As long as I can remember I’ve been told that horses, after being rescued from a burning barn will run back inside in a state of panic, or even refuse to leave the barn at all. Although it didn’t make much sense, I’d had no reason to doubt this “fact” until this afternoon when two of our horses were happily eating a bite of oats and hay in our barn after I’d brought them in for worming.

They became very upset when the gentle breeze from the north became a gentle breeze from the east, blowing smoke from the burning barrel directly into the barn. They both started to fidget and paw, calling to their friends outside. Meanwhile I was outside but nearby focused on a manure detail task that required little effort to tear me from. When I re-entered the barn they both were shaky but relieved to have my attention.

They made it clear they wanted to leave the now smoke filled barn at once. It took a bit of convincing to get them to settle down. They hadn’t behaved in this way since they were silly yearlings long ago.
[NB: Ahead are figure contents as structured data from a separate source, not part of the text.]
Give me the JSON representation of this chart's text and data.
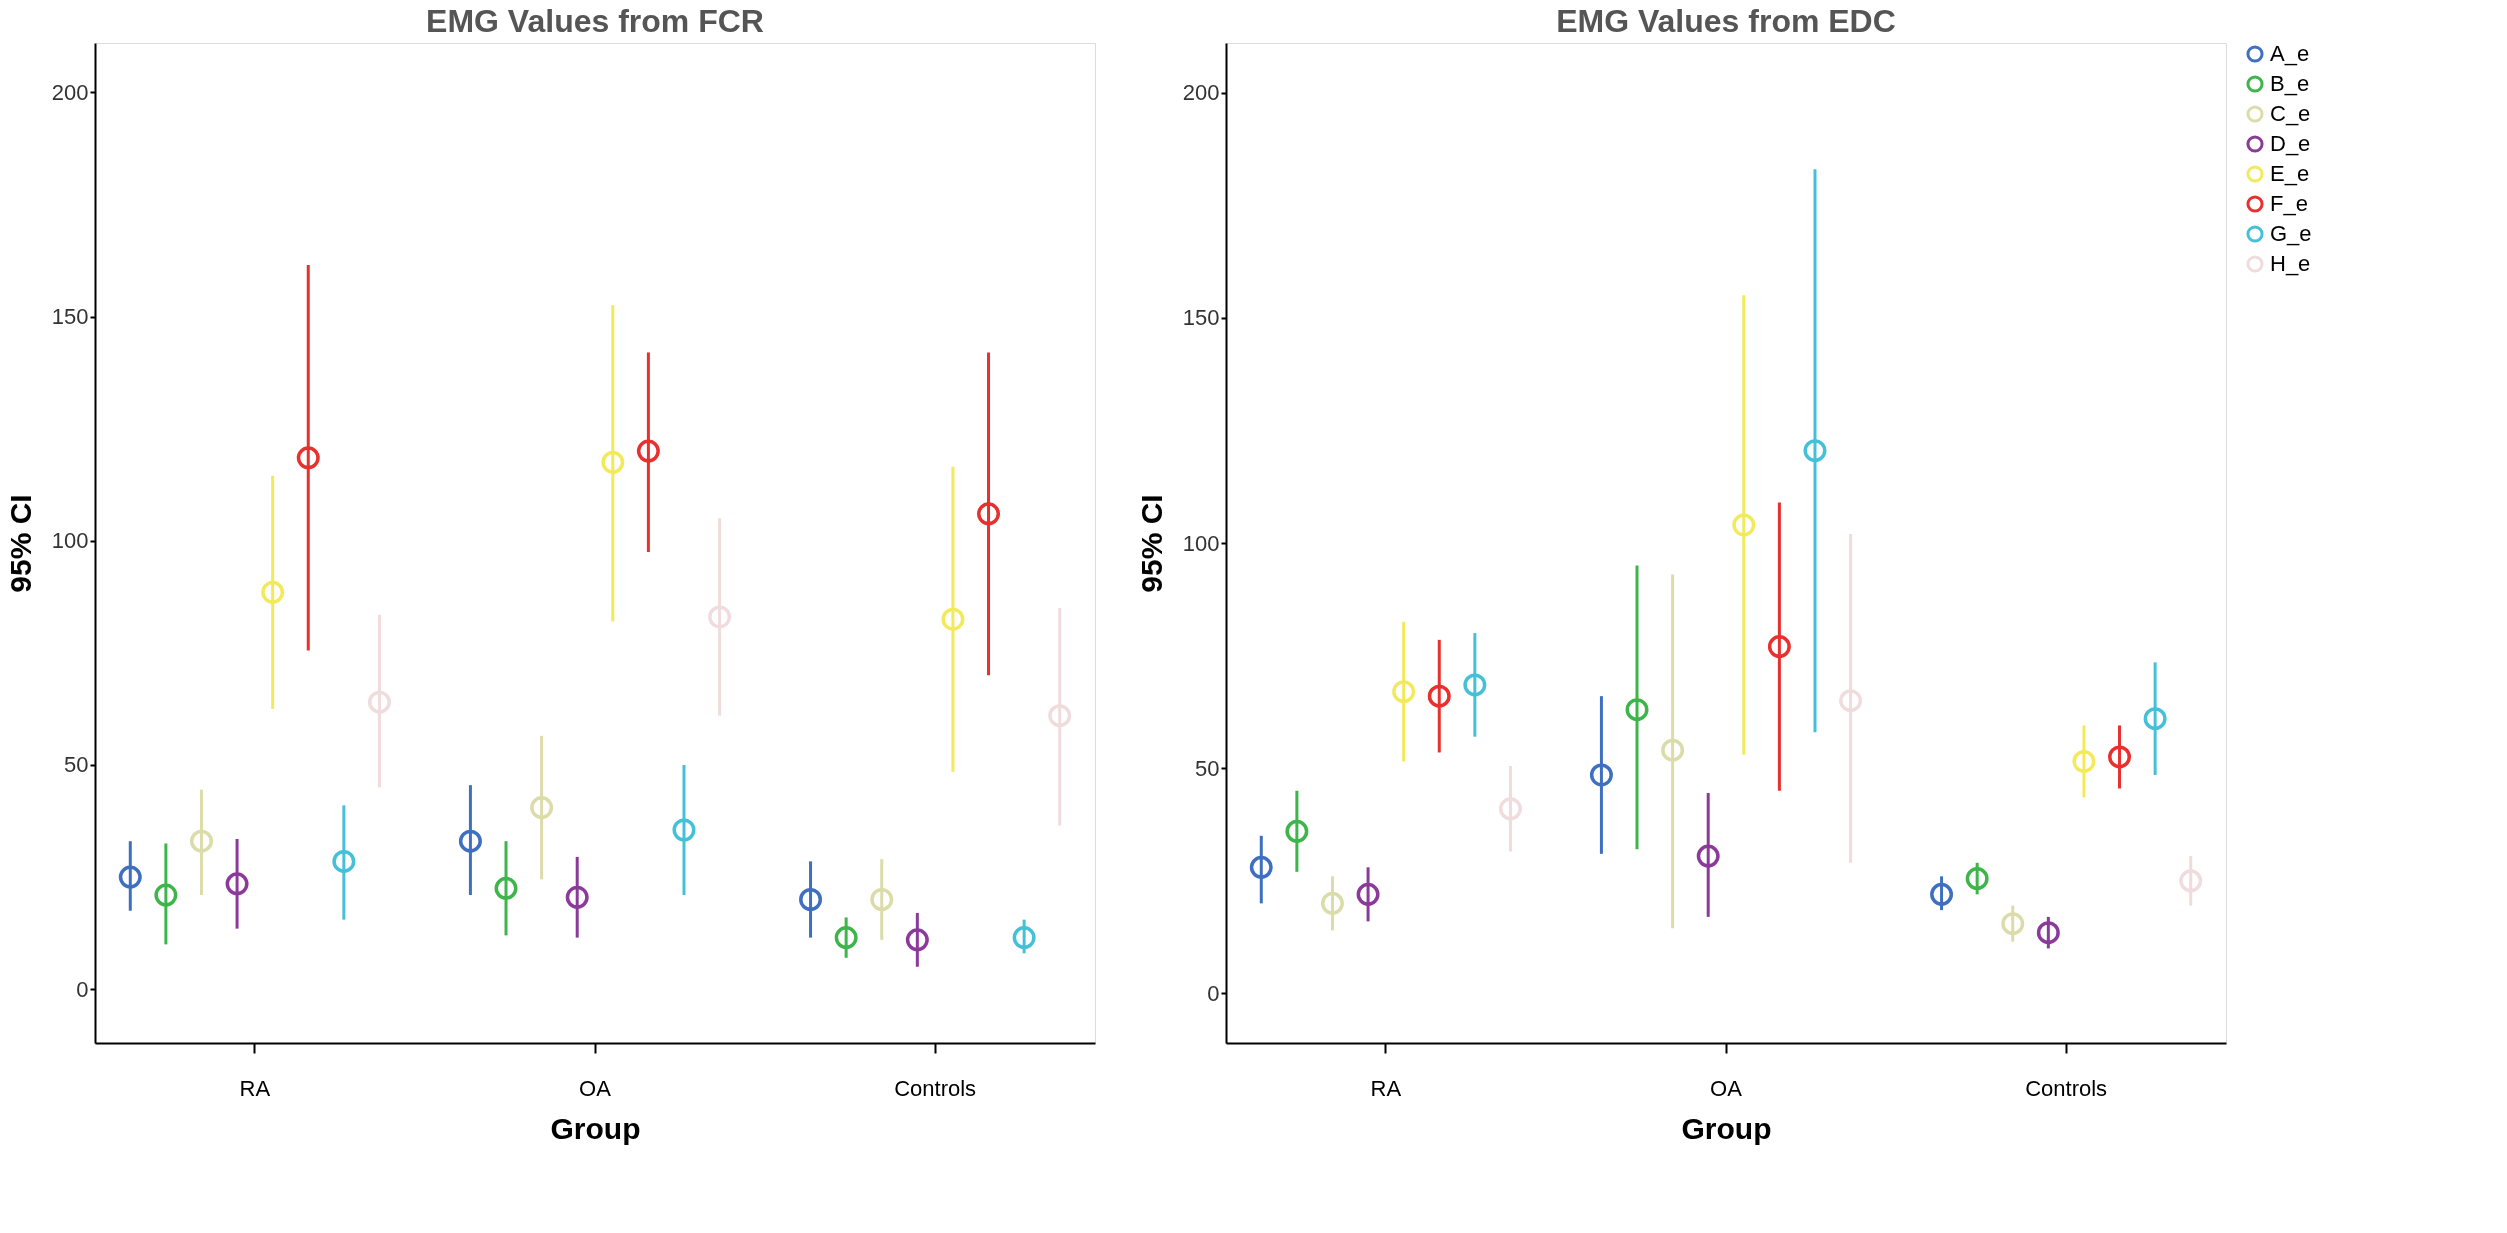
{
  "chart_data": [
    {
      "type": "scatter",
      "title": "EMG Values from FCR",
      "xlabel": "Group",
      "ylabel": "95% CI",
      "categories": [
        "RA",
        "OA",
        "Controls"
      ],
      "ylim": [
        -12,
        211
      ],
      "yticks": [
        0,
        50,
        100,
        150,
        200
      ],
      "grid": false,
      "legend": false,
      "marker": "circle",
      "series": [
        {
          "color": "#3e6fc0",
          "values": [
            25,
            33,
            20
          ],
          "errors": [
            [
              17.5,
              33
            ],
            [
              21,
              45.5
            ],
            [
              11.5,
              28.5
            ]
          ]
        },
        {
          "color": "#3db54a",
          "values": [
            21,
            22.5,
            11.5
          ],
          "errors": [
            [
              10,
              32.5
            ],
            [
              12,
              33
            ],
            [
              7,
              16
            ]
          ]
        },
        {
          "color": "#dcdcaa",
          "values": [
            33,
            40.5,
            20
          ],
          "errors": [
            [
              21,
              44.5
            ],
            [
              24.5,
              56.5
            ],
            [
              11,
              29
            ]
          ]
        },
        {
          "color": "#8b3a9a",
          "values": [
            23.5,
            20.5,
            11
          ],
          "errors": [
            [
              13.5,
              33.5
            ],
            [
              11.5,
              29.5
            ],
            [
              5,
              17
            ]
          ]
        },
        {
          "color": "#f2ea5a",
          "values": [
            88.5,
            117.5,
            82.5
          ],
          "errors": [
            [
              62.5,
              114.5
            ],
            [
              82,
              152.5
            ],
            [
              48.5,
              116.5
            ]
          ]
        },
        {
          "color": "#e8302e",
          "values": [
            118.5,
            120,
            106
          ],
          "errors": [
            [
              75.5,
              161.5
            ],
            [
              97.5,
              142
            ],
            [
              70,
              142
            ]
          ]
        },
        {
          "color": "#44c0d8",
          "values": [
            28.5,
            35.5,
            11.5
          ],
          "errors": [
            [
              15.5,
              41
            ],
            [
              21,
              50
            ],
            [
              8,
              15.5
            ]
          ]
        },
        {
          "color": "#f0dcdc",
          "values": [
            64,
            83,
            61
          ],
          "errors": [
            [
              45,
              83.5
            ],
            [
              61,
              105
            ],
            [
              36.5,
              85
            ]
          ]
        }
      ]
    },
    {
      "type": "scatter",
      "title": "EMG Values from EDC",
      "xlabel": "Group",
      "ylabel": "95% CI",
      "categories": [
        "RA",
        "OA",
        "Controls"
      ],
      "ylim": [
        -11,
        211
      ],
      "yticks": [
        0,
        50,
        100,
        150,
        200
      ],
      "grid": false,
      "legend": "top right",
      "marker": "circle",
      "series": [
        {
          "name": "A_e",
          "color": "#3e6fc0",
          "values": [
            28,
            48.5,
            22
          ],
          "errors": [
            [
              20,
              35
            ],
            [
              31,
              66
            ],
            [
              18.5,
              26
            ]
          ]
        },
        {
          "name": "B_e",
          "color": "#3db54a",
          "values": [
            36,
            63,
            25.5
          ],
          "errors": [
            [
              27,
              45
            ],
            [
              32,
              95
            ],
            [
              22,
              29
            ]
          ]
        },
        {
          "name": "C_e",
          "color": "#dcdcaa",
          "values": [
            20,
            54,
            15.5
          ],
          "errors": [
            [
              14,
              26
            ],
            [
              14.5,
              93
            ],
            [
              11.5,
              19.5
            ]
          ]
        },
        {
          "name": "D_e",
          "color": "#8b3a9a",
          "values": [
            22,
            30.5,
            13.5
          ],
          "errors": [
            [
              16,
              28
            ],
            [
              17,
              44.5
            ],
            [
              10,
              17
            ]
          ]
        },
        {
          "name": "E_e",
          "color": "#f2ea5a",
          "values": [
            67,
            104,
            51.5
          ],
          "errors": [
            [
              51.5,
              82.5
            ],
            [
              53,
              155
            ],
            [
              43.5,
              59.5
            ]
          ]
        },
        {
          "name": "F_e",
          "color": "#e8302e",
          "values": [
            66,
            77,
            52.5
          ],
          "errors": [
            [
              53.5,
              78.5
            ],
            [
              45,
              109
            ],
            [
              45.5,
              59.5
            ]
          ]
        },
        {
          "name": "G_e",
          "color": "#44c0d8",
          "values": [
            68.5,
            120.5,
            61
          ],
          "errors": [
            [
              57,
              80
            ],
            [
              58,
              183
            ],
            [
              48.5,
              73.5
            ]
          ]
        },
        {
          "name": "H_e",
          "color": "#f0dcdc",
          "values": [
            41,
            65,
            25
          ],
          "errors": [
            [
              31.5,
              50.5
            ],
            [
              29,
              102
            ],
            [
              19.5,
              30.5
            ]
          ]
        }
      ]
    }
  ]
}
I decided to use this as a training exercise so I moved one to a box stall that it could see out of and tied the other in the alley nearby. They felt less trapped now that they were not in tie stalls and I stayed in the barn puttering at small tasks to let them regain their confidence with the knowledge that I was “on duty”.

Once they’d calmed down a bit I took the time to worm the other horses. As the other horses took their turns at being brought in, wormed and spoiled a bit before they were turned out, the original two relaxed and stopped fussing altogether.

The reasons for this were that the herd was more or less in sight, their handler was still around and the breeze had shifted back to its original direction so the smell of smoke was only very faint. The original pair were the second last horses to be turned out an hour after the little panic attack began. They left the barn in a leisurely fashion.

The last horse to be turned out, a fat greedy young mare, was so involved with her “free food“ in the manger that she barely noticed that she was alone in the barn.

I believe that barn-kept horses may indeed run back into the barn because it’s their home but more likely because the herd instinct is so strong that they want to seek the perceived safety of the herd no matter what is going on around it.

I also believe that horses who spend most of their lives out in the pasture, coming into the barn only on special occasions such as mine do, are a lot less likely to become confused as to where safety lies during a barn fire!